Generate side-by-side comparison plots from multiple benchmark runs. Uses BenchmarkComparisonPipeline to produce global, per-group, and per-target HTML visualizations.

Prerequisites: Run at least two models first (e.g. via run_liander2024_benchmark.py).

Setup#

Point at the result directories from your benchmark runs.


from pathlib import Path
from typing import cast

from openstef_beam.analysis.models import RunName
from openstef_beam.benchmarking import BenchmarkComparisonPipeline, LocalBenchmarkStorage
from openstef_beam.benchmarking.benchmarks import create_liander2024_benchmark_runner
from openstef_beam.benchmarking.benchmarks.liander2024 import LIANDER2024_ANALYSIS_CONFIG
from openstef_beam.benchmarking.storage import BenchmarkStorage

# One storage per run — keys are human-readable labels shown in comparison plots.
run_storages: dict[RunName, BenchmarkStorage] = {
    "ExampleBaseline": LocalBenchmarkStorage(base_path=Path("./benchmark_results/ExampleBaseline")),
    "GBLinear": LocalBenchmarkStorage(base_path=Path("./benchmark_results/GBLinear")),
}

# Check that results exist.
for name, storage in run_storages.items():
    base_path = cast(LocalBenchmarkStorage, storage).base_path
    if not base_path.exists():
        msg = f"Benchmark directory not found for '{name}': {base_path}. Run the benchmarks first."
        raise FileNotFoundError(msg)

Run comparison#

The pipeline loads predictions from each run, re-evaluates them, and produces comparison visualizations.

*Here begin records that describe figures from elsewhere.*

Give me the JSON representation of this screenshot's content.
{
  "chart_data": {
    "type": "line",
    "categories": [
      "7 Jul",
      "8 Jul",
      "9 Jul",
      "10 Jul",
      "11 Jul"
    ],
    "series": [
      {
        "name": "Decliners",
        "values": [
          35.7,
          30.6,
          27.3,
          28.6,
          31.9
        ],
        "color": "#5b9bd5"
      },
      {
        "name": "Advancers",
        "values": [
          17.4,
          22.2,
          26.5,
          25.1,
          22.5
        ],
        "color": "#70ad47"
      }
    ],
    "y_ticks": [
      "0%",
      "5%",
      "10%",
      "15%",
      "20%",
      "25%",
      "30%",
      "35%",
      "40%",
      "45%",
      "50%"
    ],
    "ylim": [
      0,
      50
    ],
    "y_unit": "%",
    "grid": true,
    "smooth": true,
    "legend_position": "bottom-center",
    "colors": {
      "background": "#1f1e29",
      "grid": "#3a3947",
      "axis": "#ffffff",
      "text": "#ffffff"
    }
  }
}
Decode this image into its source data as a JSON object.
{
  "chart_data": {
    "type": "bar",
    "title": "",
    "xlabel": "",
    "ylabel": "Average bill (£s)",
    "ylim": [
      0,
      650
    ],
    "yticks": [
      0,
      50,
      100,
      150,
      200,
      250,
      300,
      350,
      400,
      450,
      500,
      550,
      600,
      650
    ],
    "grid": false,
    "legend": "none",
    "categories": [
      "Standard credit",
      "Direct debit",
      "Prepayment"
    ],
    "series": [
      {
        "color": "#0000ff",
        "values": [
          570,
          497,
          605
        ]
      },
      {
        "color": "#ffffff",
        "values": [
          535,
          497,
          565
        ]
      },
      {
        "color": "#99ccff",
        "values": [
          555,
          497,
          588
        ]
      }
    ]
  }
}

# Reuse the Liander 2024 target provider.
OUTPUT_PATH = Path("./benchmark_results_comparison/liander2024")
target_provider = create_liander2024_benchmark_runner(
    storage=LocalBenchmarkStorage(base_path=OUTPUT_PATH),
).target_provider

# Run the comparison — generates global, group, and per-target HTML plots.
comparison = BenchmarkComparisonPipeline(
    analysis_config=LIANDER2024_ANALYSIS_CONFIG,
    storage=LocalBenchmarkStorage(base_path=OUTPUT_PATH),
    target_provider=target_provider,
)
comparison.run(run_data=run_storages)